C. L. : Quelles sont les enjeux et les valeurs que vous tenez à défendre autour de l'organisation de ce festival ?

M-F. A. : La diversité, l’engagement et la fête ! La diversité représente l’ADN du festival et c’est un trait qui je crois me correspond aussi. Le festival a toujours donné une fenêtre à des cinématographies peu diffusées, ouvrant les champs du regard et des écrans, il est important de continuer à suivre ce chemin. La diversité c’est aussi tendre vers les multiples voies du cinéma, montrer le plus possible ses visages si nombreux. C’est aussi embrasser le plus de cinéphilies et publics différents, leur accorder la même importance et rassembler autour d’une même passion. Cette démarche implique forcément un engagement. Le FIFAM a été créé sur une impulsion politique et militante, c’est un caractère qui se doit de rester vivace et qui j’espère traverse encore chacune des sections de cette édition.

Enfin, la fête car nous sommes ici pour célébrer le cinéma mais aussi pour se retrouver, se rencontrer. Cela permet de mêler équipes, publics et invité.e.s, dans une belle horizontalité conviviale afin de nourrir des liens et des réflexions pour et grâce au cinéma.

C. L. : Après Jean-Pierre Garcia, Fabien Gaffez et Annouchka de Andrade, comment fait-on pour maintenir une ligne éditoriale historique tout en proposant de nouvelles voies à explorer ?

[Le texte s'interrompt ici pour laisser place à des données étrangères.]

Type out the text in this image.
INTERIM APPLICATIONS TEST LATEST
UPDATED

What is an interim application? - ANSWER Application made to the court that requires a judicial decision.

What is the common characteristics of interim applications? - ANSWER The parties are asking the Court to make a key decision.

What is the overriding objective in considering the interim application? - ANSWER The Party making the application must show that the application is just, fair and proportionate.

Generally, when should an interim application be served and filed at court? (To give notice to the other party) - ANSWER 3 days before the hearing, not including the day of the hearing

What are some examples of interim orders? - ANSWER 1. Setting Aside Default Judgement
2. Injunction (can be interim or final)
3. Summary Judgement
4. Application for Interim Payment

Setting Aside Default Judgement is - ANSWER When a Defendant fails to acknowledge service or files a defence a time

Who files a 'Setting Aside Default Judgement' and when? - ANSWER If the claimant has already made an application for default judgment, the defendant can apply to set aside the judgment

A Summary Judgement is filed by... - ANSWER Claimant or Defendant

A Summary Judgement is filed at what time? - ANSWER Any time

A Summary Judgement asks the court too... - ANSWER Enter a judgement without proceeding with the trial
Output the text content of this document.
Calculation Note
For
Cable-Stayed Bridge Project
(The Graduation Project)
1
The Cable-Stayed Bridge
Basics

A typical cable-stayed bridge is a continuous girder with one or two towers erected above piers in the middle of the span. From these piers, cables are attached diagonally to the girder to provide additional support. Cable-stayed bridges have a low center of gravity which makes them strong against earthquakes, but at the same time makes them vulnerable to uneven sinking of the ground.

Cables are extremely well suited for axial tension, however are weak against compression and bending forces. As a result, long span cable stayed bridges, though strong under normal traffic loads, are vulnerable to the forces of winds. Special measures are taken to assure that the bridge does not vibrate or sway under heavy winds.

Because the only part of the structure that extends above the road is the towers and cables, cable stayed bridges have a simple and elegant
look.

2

M-F. A. : Je souhaite m’inscrire dans l’histoire prestigieuse et la tradition du festival, en conservant ses engagements, ses cinéphilies diverses au fil de ces années, en rappelant aussi l’importance du FIFAM pour les cinémas d’Afrique par la place que je leur accorde dans la compétition, la programmation et par un hommage au grand documentariste sénégalais Samba Félix Ndiaye qui a été invité au FIFAM par le passé et qui a eu un lien important avec le premier directeur artistique Jean-Pierre Garcia. J’y ajoute forcément ma touche, en terme de personnalité et de cinéphilie. La nouvelle voie que je propose peut-être est celle consistant à créer des ponts entre les disciplines et de nourrir des partenariats étroits avec différentes structures et associations culturelles. En effet, le cinéma se nourrit de multiples arts, il me semble donc intéressant de convoquer ces arts différents pour proposer des présentations diverses, offrir un regard d’ailleurs sur les films et animer les couloirs. Ainsi, le cirque sera présent avec une présentation performée de Freak Orlando, la BD en collaboration avec On a marché sur la Bulle, la musique avec plusieurs concerts liés à la programmation et d’autres encore…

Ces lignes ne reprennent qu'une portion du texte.